L’Histoire nous montre quantité de tels exemples. Après la crise des assignats de John Law (1720) et la dévaluation galopante en Allemagne (1918-1923), on a appris à maîtriser les mécanismes de l’inflation. Qui peut cependant prétendre maîtriser l’économie ? D’autres réformes monétaires se produiront, d’autres inflations… Avant l’Euro, lorsque le « nouveau franc » a été introduit en 1960 (il valait désormais 100 francs anciens), bien des Français étaient déjà en retard d’une réforme, et se souvenaient que l’ancien franc se subdivisait en 20 sous…
Et les crises, de nos jours ?
Jusqu’à une date récente, la plupart des pays avaient une production intérieure suffisante pour que les échanges internationaux ne soient pas d’une importance vitale.
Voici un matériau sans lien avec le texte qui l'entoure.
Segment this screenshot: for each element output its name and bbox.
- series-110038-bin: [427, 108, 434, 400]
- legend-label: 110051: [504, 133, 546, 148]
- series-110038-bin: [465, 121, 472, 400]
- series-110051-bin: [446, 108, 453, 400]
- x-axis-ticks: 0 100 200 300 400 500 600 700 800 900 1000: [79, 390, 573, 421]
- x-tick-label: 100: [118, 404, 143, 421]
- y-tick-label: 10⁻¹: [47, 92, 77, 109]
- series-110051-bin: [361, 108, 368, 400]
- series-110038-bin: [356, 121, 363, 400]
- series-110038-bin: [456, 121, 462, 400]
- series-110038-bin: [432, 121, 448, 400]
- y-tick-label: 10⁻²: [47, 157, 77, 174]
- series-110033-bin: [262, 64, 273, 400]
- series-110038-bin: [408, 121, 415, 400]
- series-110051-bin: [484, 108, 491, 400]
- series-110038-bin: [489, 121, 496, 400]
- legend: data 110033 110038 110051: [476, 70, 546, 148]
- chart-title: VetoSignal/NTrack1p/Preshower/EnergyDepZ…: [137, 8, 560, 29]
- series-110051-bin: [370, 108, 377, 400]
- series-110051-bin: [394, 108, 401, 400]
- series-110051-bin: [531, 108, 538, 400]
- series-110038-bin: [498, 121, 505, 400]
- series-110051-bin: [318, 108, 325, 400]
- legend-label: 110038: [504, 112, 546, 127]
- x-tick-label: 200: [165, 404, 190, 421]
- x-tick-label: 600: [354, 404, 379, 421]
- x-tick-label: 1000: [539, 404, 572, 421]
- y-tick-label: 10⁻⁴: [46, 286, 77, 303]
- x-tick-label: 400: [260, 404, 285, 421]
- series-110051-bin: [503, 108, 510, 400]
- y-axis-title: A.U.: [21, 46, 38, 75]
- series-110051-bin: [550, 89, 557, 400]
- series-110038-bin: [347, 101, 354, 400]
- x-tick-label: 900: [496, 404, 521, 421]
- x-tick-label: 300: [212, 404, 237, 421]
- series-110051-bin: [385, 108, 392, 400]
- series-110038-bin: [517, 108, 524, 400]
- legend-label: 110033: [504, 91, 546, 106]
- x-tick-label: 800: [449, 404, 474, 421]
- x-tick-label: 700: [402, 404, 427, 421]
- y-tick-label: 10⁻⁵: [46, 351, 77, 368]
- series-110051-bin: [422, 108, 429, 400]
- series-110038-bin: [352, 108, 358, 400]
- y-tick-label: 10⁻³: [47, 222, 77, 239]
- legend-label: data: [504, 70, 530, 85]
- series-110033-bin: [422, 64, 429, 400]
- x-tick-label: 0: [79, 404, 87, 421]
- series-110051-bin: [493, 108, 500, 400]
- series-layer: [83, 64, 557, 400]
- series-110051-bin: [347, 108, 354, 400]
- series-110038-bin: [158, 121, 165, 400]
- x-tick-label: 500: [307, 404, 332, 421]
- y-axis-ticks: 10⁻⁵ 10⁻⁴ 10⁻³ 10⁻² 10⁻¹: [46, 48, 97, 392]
Une crise passagère conduisait à une dévaluation de la monnaie locale et tout finissait plus ou moins par rentrer dans l’ordre. Ce n’est plus le cas aujourd’hui, et l’on constate d’ailleurs que la crise actuelle n’entraîne qu’une dévaluation minime. La grande crise de 1929 commence par un effondrement boursier. Les crises sont aussi devenues spéculatives et mettent en jeu des mécanismes très complexes, inaccessibles au commun des mortels qui pourtant en subissent les pires conséquences économiques d’abord, sociales ensuite. La dette de la Grèce, fin 2014, atteignait 151% de son PIB (produit intérieur brut). Celle du Japon était de 247% du PIB, et personne n’en parlait. Lors des crises actuelles, les Etats soutiennent en premier lieu la finance (les banques), mais à qui profitent les intérêts, lorsque les Etats s’endettent ? Qu’en aurait pensé Aristote ?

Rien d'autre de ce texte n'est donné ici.